WASHINGTON — U.S. Sens. Dick Durbin, D-Ill., and Richard Blumenthal, D-Conn., on Thursday introduced legislation that would retool the labeling requirements for dietary supplement manufacturers, require pre-market certification on new products and require successful efficacy trials. The legislation also was written to better deliniate regulatory requirements for dietary supplements vs. food.
The bill is not supported by industry.
“We oppose the Dietary Supplement Labeling Act of 2013 because it creates added burdens for both FDA and companies already following the law, but does not address the problem of those companies that are disregarding the law," noted Steve Mister, president and CEO for the Council for Responsible Nutrition. "Without robust enforcement, companies who look for loopholes and disregard their legal obligations will continue to ignore new requirements. Rather than creating new laws, our industry needs a renewed commitment from Congress to provide FDA with additional funding and resources so the agency can use the ample enforcement tools already at its disposal to take aim at companies that do not comply with the regulations currently in place to protect consumers."
The additional legislation would prove superfluous, Mister argued. "A new law is unnecessary because the Dietary Supplement Health & Education Act already provides FDA with the authority to mandate warning labels if the agency determines there is an unreasonable risk of injury or illness under the conditions of use provided in the labeling," Mister said. "We share Sen. Durbin’s concern that consumers should be able to expect dietary supplements are safe and beneficial, but adding new layers of bureaucratic mandates is a shotgun approach when we need the FDA to take a rifle-like aim at companies that are putting consumers at risk."
Following recent investigative reports by “USA Today” and “Rock Center,” the senators identified what they perceive as a lack of information about dietary supplement products that on store shelves. “Though many dietary supplements available today are safe, we can’t ignore the growing evidence that there are some in the industry who are taking advantage of the system we have in place to make money selling products they know are harmful,” Durbin said. “Regulation of supplements can be improved to protect public health, and it starts with making more information available to consumers and the FDA," he added. "The bill I am introducing today with Sen. Blumenthal builds on the work we have done in the past with common sense steps to make sure supplement risks are printed on the label, products are registered with the FDA and manufacturers can back up their big claims.”

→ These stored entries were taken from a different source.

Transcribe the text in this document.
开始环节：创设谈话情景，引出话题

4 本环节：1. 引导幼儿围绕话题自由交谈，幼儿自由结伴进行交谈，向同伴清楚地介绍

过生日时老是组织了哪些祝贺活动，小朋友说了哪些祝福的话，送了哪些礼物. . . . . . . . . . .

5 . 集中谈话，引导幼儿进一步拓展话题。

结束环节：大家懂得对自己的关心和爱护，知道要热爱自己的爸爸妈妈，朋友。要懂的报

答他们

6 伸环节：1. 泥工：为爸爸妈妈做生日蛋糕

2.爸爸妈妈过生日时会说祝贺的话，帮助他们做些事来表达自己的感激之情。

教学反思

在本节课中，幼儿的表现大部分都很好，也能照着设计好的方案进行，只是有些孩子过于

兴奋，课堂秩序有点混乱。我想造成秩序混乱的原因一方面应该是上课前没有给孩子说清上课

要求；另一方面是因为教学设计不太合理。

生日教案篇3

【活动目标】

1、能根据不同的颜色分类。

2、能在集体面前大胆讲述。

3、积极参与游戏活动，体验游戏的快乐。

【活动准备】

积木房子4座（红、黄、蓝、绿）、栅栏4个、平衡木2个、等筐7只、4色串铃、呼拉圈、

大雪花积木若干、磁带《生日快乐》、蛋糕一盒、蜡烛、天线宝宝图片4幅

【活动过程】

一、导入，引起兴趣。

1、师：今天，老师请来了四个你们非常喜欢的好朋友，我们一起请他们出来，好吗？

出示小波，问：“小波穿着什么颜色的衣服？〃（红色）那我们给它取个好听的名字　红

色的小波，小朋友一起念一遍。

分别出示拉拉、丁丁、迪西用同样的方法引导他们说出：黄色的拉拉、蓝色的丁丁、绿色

The senators cited a March 2013 Government Accountability Office report found that between 2008 & 2011, the FDA received an average of 2,100 dietary supplement adverse event reports a year compared to less than 400 in 2007, when there was no mandatory reporting of serious adverse events. The report also suggested that there is underreporting of adverse events to the FDA because consumers and healthcare practitioners are more likely to call poison control centers than they are to report a problem to the FDA or manufacturer.
The Durbin-Blumenthal would give consumers of dietary supplements a clearer understanding of what they are taking by:
- Allowing the FDA to track how many dietary supplements are on the market and what ingredients they contain. Under The Dietary Supplement Labeling Act, manufacturers would be required to provide registration information for new products within 30 days after being marketed. They also would be required to provide a description of each product, its ingredients and a copy of the label. If a product is removed from the market, they would be required to inform the FDA;
- Requiring more information on product labels, including warnings associated with specific ingredients, such as a warning if the product contains an ingredient that may cause serious adverse events, drug interactions, contraindications or risk for such subpopulations as children and pregnant women. If a proprietary blend contains such a dietary ingredient, the weight per serving of that ingredient must be disclosed on the label. Labels also would have to include the batch number, which would help the FDA identify and recall contaminated product;
- Giving FDA the authority to require manufacturers to provide proof for any potential health benefit claims. Manufacturers would be required to have substantiation supporting claims on product labels to ensure they are truthful and not misleading; and
- Directing the FDA to clarify the distinction between dietary supplements and food and beverage products with additives. "The vague distinction between a dietary supplement and a conventional food has created a murky and growing market space where industry is selling products like beverages with high levels of additives that act as stimulants and brownies with high levels of ingredients that lull the body into relaxation," the senators noted. "The bill would direct the FDA to establish a definition for “conventional foods” in order to clarify for industry, for consumers and even for the agency itself what products are foods and should be regulated as foods and what products are meant to be health aids and should be regulated as dietary supplements."